Текст книги "Ольга Ермолаева"
Автор книги: Алексей Бондин
сообщить о нарушении
Текущая страница: 1 (всего у книги 18 страниц)
Часть первая
ГЛАВА I
Как только провоет заводский гудок на шабаш, Савелий Ермолаев, прокатчик крупносортного цеха, торопливо уходил домой, наскоро обедал, а потом, захватив с собой широкий плотничий вятский топор, шел на окраину селения.
Он там строил маленький, на два окна, бревенчатый домик. Сруб он купил, заложив швейную машину местному ростовщику и распродав всю свою и женину праздничную одежду.
Уходя, он говорил Лукерье, молчаливой, озабоченной женщине:
– По дому приберешься, приходи. Поможешь мне что-нибудь.
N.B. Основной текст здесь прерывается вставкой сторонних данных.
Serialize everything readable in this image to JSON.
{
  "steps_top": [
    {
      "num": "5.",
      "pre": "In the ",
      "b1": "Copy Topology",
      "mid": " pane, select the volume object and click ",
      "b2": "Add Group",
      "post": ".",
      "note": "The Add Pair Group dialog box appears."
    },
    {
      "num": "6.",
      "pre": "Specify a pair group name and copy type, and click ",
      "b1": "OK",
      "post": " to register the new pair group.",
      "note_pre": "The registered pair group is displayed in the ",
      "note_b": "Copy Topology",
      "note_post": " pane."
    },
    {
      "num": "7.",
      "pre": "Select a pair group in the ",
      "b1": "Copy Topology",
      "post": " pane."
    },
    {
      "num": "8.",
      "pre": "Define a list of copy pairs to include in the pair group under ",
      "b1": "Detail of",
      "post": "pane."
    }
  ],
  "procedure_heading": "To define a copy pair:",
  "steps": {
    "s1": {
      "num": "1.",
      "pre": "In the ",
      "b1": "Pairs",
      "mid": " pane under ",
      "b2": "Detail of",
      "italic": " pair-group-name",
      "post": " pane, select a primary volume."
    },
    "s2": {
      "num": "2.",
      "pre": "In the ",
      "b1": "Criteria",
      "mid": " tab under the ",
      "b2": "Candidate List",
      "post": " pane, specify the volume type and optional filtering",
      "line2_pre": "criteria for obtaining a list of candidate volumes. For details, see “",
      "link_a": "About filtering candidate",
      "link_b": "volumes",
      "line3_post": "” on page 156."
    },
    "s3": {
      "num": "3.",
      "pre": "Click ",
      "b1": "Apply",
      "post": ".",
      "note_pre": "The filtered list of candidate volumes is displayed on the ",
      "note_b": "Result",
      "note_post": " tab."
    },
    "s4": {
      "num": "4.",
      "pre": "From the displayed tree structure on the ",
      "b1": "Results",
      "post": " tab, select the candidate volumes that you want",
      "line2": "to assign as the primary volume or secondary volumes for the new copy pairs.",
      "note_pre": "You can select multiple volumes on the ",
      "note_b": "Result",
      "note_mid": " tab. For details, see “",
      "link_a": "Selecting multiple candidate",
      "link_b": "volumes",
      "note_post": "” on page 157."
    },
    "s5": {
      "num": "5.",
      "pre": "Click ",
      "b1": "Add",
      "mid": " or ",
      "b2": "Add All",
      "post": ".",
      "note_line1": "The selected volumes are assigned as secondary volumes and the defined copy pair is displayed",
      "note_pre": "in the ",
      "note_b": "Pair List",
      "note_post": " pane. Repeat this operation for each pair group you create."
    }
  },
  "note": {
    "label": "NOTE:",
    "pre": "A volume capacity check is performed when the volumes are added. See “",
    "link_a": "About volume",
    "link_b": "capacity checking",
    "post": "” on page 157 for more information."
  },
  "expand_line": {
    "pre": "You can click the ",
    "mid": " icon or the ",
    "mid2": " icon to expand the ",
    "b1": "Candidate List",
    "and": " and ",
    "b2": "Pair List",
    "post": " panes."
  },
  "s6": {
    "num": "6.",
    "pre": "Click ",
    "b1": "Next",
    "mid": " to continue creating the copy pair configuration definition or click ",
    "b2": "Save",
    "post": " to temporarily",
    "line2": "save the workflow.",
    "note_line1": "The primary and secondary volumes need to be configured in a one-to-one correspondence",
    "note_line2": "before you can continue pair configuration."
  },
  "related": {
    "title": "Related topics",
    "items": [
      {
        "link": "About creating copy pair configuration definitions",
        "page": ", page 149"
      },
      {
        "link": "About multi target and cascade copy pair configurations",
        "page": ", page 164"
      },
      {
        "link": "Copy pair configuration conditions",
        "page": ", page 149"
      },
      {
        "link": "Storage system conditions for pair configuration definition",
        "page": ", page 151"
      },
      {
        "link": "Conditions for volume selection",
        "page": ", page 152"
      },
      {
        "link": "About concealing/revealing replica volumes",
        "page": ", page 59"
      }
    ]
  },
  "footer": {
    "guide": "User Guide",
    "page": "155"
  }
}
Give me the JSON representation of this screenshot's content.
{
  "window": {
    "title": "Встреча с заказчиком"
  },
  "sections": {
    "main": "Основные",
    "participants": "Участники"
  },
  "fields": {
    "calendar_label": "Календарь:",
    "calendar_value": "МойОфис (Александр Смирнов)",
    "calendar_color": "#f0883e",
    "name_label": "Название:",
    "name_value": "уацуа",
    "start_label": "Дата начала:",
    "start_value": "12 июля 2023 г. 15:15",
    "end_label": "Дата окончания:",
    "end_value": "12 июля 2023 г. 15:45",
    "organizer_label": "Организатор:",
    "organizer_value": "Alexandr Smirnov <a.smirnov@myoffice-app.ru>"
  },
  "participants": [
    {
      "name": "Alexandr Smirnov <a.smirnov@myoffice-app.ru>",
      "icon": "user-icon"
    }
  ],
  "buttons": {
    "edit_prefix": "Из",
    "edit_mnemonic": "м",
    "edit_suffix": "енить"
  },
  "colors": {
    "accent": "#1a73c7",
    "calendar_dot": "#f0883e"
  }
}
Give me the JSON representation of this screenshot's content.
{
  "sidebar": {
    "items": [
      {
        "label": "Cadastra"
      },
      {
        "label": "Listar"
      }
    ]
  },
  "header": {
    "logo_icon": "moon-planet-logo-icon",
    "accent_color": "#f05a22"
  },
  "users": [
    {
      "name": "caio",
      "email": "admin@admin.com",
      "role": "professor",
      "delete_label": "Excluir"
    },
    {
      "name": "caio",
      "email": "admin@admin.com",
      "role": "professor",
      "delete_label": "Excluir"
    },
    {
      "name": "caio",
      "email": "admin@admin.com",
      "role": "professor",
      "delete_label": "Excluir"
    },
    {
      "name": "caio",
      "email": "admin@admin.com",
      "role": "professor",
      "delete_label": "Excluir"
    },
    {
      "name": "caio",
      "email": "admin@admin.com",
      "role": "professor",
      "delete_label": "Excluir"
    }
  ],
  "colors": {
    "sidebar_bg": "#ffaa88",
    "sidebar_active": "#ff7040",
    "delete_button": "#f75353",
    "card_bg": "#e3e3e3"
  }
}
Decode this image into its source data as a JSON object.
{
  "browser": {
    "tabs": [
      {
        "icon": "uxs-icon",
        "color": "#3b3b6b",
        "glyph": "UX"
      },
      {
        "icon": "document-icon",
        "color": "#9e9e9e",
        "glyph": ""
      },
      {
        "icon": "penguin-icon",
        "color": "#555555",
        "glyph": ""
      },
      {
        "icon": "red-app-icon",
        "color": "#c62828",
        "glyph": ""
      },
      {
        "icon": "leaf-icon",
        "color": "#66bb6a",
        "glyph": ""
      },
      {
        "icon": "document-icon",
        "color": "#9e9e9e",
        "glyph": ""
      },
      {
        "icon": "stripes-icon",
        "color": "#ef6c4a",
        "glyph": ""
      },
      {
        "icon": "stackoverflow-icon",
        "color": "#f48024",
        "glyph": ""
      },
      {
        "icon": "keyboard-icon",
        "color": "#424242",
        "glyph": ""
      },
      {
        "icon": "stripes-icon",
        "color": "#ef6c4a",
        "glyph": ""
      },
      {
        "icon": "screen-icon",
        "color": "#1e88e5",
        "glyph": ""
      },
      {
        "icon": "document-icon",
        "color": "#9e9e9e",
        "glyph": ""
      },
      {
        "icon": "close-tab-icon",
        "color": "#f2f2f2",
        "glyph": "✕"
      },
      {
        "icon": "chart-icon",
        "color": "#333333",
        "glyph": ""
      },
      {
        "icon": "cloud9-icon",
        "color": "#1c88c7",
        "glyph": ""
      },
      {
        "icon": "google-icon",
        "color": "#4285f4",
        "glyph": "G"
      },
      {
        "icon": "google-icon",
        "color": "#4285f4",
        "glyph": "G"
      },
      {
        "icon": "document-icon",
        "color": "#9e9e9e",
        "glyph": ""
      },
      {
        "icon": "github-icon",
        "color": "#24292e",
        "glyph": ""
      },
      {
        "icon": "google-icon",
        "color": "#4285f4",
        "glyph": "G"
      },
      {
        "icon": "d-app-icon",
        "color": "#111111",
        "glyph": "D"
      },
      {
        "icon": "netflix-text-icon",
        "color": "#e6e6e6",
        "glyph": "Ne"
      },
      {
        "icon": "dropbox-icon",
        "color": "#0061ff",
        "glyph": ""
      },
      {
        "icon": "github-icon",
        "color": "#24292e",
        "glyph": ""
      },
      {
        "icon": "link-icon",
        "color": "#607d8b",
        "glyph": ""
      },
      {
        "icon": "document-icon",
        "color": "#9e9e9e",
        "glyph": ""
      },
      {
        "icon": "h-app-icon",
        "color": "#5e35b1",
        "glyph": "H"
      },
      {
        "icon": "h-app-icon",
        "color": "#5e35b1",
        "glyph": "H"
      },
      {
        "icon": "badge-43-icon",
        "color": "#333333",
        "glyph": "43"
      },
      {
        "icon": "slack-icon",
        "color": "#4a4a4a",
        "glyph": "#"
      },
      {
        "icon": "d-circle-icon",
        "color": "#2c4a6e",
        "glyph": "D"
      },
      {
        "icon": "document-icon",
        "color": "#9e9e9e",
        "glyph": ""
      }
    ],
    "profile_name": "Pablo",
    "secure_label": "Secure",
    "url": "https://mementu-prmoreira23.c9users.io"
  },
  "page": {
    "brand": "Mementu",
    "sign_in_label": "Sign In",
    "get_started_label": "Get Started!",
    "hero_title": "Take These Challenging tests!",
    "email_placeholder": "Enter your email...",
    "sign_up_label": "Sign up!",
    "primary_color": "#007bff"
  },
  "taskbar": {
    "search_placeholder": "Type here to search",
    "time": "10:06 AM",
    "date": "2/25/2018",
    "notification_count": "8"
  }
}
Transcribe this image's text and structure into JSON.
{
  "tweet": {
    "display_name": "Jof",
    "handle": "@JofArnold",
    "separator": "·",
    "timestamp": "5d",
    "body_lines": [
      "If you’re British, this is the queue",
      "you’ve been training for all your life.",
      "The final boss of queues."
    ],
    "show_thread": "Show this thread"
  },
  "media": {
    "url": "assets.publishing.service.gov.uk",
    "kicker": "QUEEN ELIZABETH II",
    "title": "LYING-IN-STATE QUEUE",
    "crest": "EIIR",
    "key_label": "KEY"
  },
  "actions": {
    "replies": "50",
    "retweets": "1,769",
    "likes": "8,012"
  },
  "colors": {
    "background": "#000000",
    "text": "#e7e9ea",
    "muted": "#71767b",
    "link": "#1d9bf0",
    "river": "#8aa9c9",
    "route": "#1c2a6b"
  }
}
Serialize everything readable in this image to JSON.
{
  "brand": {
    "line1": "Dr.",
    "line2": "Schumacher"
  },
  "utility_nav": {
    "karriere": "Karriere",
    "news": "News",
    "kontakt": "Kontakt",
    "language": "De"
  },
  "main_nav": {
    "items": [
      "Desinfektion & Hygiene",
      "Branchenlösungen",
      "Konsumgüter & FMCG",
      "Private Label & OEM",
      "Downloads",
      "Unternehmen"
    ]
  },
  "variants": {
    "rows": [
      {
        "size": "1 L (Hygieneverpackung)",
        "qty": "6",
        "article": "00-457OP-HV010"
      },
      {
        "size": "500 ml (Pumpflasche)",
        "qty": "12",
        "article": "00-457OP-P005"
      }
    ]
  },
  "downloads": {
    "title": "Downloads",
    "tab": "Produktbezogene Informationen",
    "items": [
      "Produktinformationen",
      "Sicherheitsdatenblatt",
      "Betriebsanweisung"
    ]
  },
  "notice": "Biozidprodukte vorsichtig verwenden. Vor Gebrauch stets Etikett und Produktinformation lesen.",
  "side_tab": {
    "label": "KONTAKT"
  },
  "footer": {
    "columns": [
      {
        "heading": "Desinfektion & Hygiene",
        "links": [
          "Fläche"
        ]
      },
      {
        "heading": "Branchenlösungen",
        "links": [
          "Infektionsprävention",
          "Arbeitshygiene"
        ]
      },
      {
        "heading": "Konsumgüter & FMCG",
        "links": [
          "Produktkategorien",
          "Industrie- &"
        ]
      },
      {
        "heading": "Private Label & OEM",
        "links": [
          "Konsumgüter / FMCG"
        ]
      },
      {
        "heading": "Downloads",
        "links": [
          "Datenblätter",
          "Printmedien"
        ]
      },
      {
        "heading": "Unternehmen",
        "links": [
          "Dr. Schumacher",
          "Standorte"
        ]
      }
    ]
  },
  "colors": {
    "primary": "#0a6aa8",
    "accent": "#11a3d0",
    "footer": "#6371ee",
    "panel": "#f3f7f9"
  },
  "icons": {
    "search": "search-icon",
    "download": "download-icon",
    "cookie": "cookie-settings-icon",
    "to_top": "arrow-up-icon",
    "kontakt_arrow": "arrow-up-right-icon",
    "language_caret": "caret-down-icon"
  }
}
Соседи выглядывали из окон и говорили:
– Савелко опять пошел строиться.
Но Ермолаев не замечал их любопытных взглядов, его черные брови всегда были низко опущены. Он уверенно шел к своему будущему гнезду.
Лукерья приходила позже. Иногда она не находила на месте мужа. В ожидании собирала щепки, складывала их в кучу, Савелий приносил на плече из ближнего леса жердь или столб. Сбрасывал с плеча и устало садился курить. Все это он делал покряхтывая, молча терпеливо.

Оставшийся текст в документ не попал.